Lors d’une audience jeudi, au cours de laquelle l’État a cherché à maintenir le suspect en détention, le juge Eliyahu Bitan a critiqué le comportement de l’État, laissant entendre que le maintien en détention du suspect était dû à une incapacité à constituer un dossier solide.

« Il semble que vous avez grimpé au sommet de l’arbre et que les branches sont fragiles », a déclaré le juge, selon le quotidien Haaretz. « Globalement, le dossier n’est pas impressionnant. Vous êtes montés en flèche, mais je vous suggère de vous connecter à la réalité du terrain. »

« Le tableau général est très peu impressionnant et inconsistant », a déclaré Bitan dans une attaque contre le bureau du procureur de l’État. « Il ne me semble pas qu’il y ait quelque chose de dramatique ici et que nous ayons sauvé de manière significative l’État d’Israël ».

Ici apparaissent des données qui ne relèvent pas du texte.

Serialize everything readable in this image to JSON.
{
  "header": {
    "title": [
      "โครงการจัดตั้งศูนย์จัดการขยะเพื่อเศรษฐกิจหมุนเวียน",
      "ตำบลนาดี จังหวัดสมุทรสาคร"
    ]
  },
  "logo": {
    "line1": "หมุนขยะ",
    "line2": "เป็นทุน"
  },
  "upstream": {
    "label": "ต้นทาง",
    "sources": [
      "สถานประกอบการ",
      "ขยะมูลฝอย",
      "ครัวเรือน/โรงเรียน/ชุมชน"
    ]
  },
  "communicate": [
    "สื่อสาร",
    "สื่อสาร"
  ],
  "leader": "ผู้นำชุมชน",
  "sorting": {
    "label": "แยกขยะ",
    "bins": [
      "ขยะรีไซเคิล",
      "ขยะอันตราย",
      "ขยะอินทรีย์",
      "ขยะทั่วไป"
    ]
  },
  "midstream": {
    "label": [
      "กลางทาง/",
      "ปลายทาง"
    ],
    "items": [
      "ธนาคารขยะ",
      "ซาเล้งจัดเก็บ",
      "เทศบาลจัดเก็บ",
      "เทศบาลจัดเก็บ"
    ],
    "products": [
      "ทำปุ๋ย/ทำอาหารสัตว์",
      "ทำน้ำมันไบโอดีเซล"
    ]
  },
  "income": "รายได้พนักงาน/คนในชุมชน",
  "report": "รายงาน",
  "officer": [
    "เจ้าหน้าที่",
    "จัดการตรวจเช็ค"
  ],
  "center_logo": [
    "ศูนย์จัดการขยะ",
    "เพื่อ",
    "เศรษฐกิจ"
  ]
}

« La vérité est recherchée lors d’une détention et cela aussi a une limite. Nous en sommes au même niveau de recherche depuis un certain temps – davantage de la même chose ne justifie pas le maintien en détention [du suspect] », a déclaré M. Bitan.

Le juge a prolongé la détention du suspect d’un jour seulement.

Illustration : Un policier tient des menottes. (Yossi Zamir/Flash90)

L’homme a été arrêté le mois dernier lors d’une opération conjointe de la police israélienne et du service de sécurité Shin Bet.

Il est soupçonné de « crimes de sécurité graves et sévères qui portent atteinte à la sécurité de l’État et est interrogé par la police et le Shin Bet », a déclaré le tribunal.

Pendant ses 20 jours de détention, l’homme n’a pas été autorisé à parler à ses avocats, selon le tribunal.

Le tribunal a décidé de lever l’embargo sur cette affaire à la suite d’une demande des médias Ynet et Haaretz.

Les avocats du suspect ont nié les allégations de crimes contre la sécurité nationale auprès des médias israéliens et ont déclaré que le tribunal avait ordonné sa libération mercredi.

Selon la Douzième chaîne, l’État a fait appel pour le maintenir en détention.

« Notre client est un citoyen loyal envers l’État d’Israël et ce n’est pas pour rien que le tribunal a ordonné sa libération aujourd’hui », ont déclaré ses avocats.

Cet incident survient près de deux mois après le décès d’un officier de renseignement de Tsahal dans une prison militaire, dans des circonstances mystérieuses. Il était accusé d’avoir porté atteinte à la sécurité nationale. Le militaire avait été retrouvé dans un état grave dans sa cellule dans la nuit du 16 mai et son décès avait été constaté par la suite.

Le chef d’état-major de Tsahal a déclaré à l’époque que l’officier avait failli porter atteinte à un secret d’État, mais que le dommage avait été évité à la dernière minute. L’armée a déclaré que l’officier travaillait seul et qu’il n’avait pas agi pour le compte d’un gouvernement étranger, pour un gain financier ou par idéologie, mais pour des « motivations personnelles » non précisées.

Bien qu’une autopsie ait été pratiquée – en présence d’un médecin représentant la famille – aucune cause officielle de la mort n’a encore été déterminée, selon l’armée, bien que les responsables militaires aient indiqué qu’il s’agissait apparemment d’un suicide. Les proches de l’officier ont exprimé des doutes quant à sa mort par suicide.